An example of a day:
February 16
The flood receded, leaving swamps
where life emerged anew like seeds
sprouting in a mother's womb.
It was just like spring, when peasants
overturn the soil to find a world
of creatures there, as though the earth
itself crept and wriggled and was alive.
Life begins in heat and water,
those apparent opposites that stir
creation. Thus the sun, rising on
the flooded earth, brought forth new life.
- Ovid, Metamorphoses
In the myths of many cultures, the earth is destroyed - often by a flood - and then reborn, re-made. So it was in Greek and Roman mythology, which told of a great flood that only the woman Pyrrha and her mate Deucalion survived. Told by an oracle that she would bear children from "the bones of her mother," Pyrrha figured out that her mother being the earth, the bones would mean the rock skeleton of the planet. Throwing stones behind herself, Pyrrha produced an entire new race of humans to repopulate the earth.
After the destructive flood, the earth replenished itself anew.

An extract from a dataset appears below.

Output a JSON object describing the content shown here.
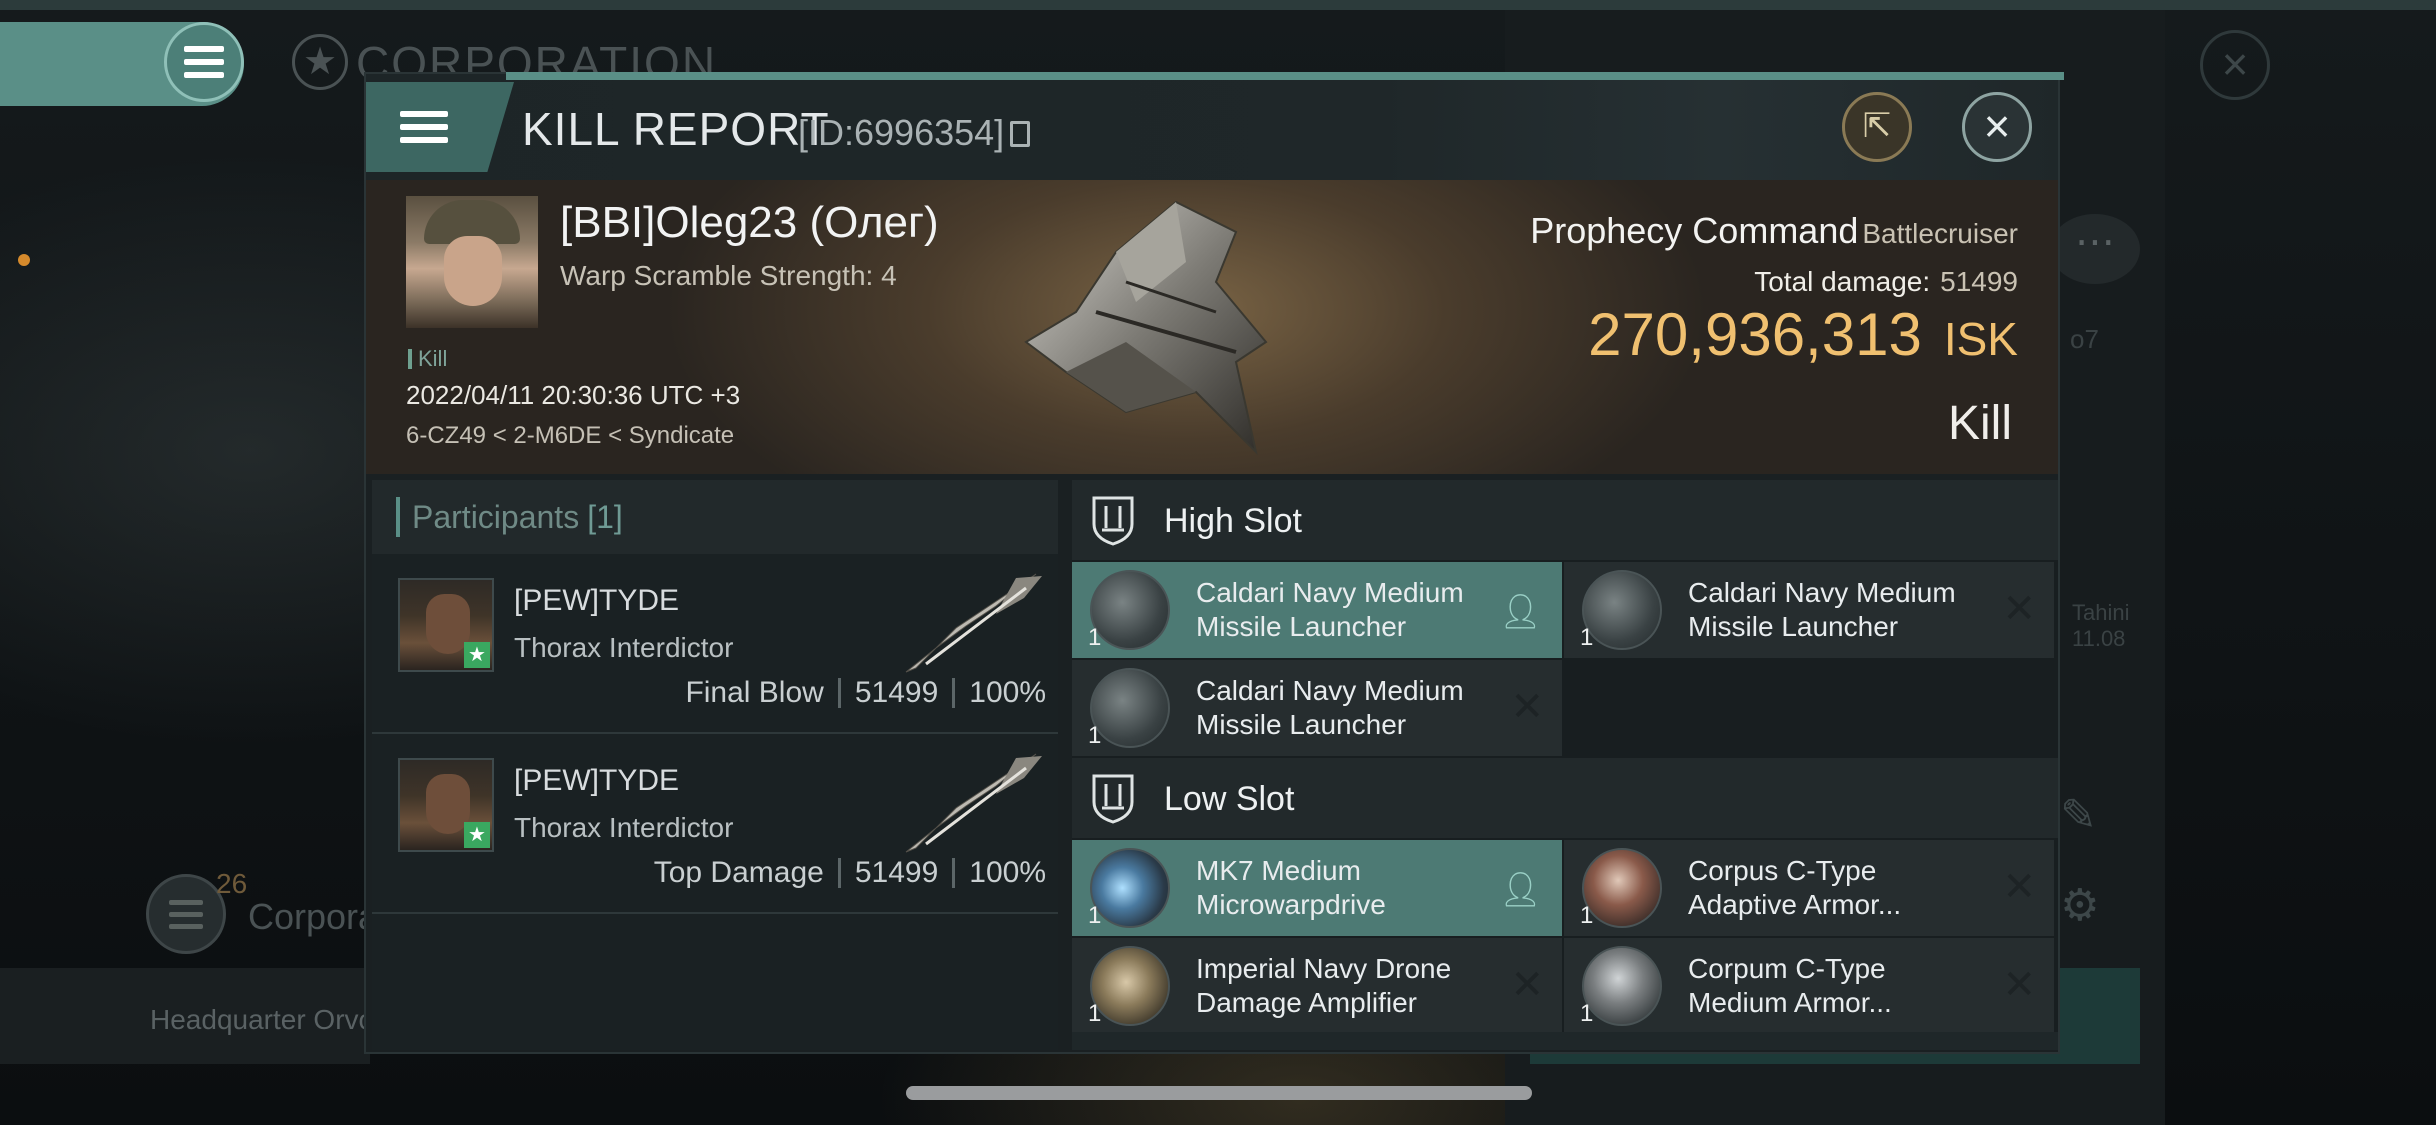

Such myths capture the special freshness of spring, when all seems reborn. In our own lives, too, we will find times when an order is overturned - a job or love lost, a home transformed - but new order emerges from the ruin. Trusting in such rebirth is difficult, but every spring reminds us that renewal is an inevitable part of life.
Each day in the book brings a quote from ancient poetry or song or religious text about some aspect of the goddess. Some days it's Horace or Homer, some days it's a Lithuanian Folk song, or an Indian prayer to Kali. I love how it draws from such widely different traditions to show different faces of the goddess. This is a book I crack open not-quite-daily, but at least once a week, and whenever I need goddess. I have quotes from this book written out on paper and posted all over my house.
It's quite seasonal; it doesn't have days of the week, but it does go by dates, so you'll find things about spring in February, March, and April. Entries about depression and the dark of winter in December and January. Entries about death and ancestors in October.
I highly recommend this book; it is well-written, insightful, and well-researched.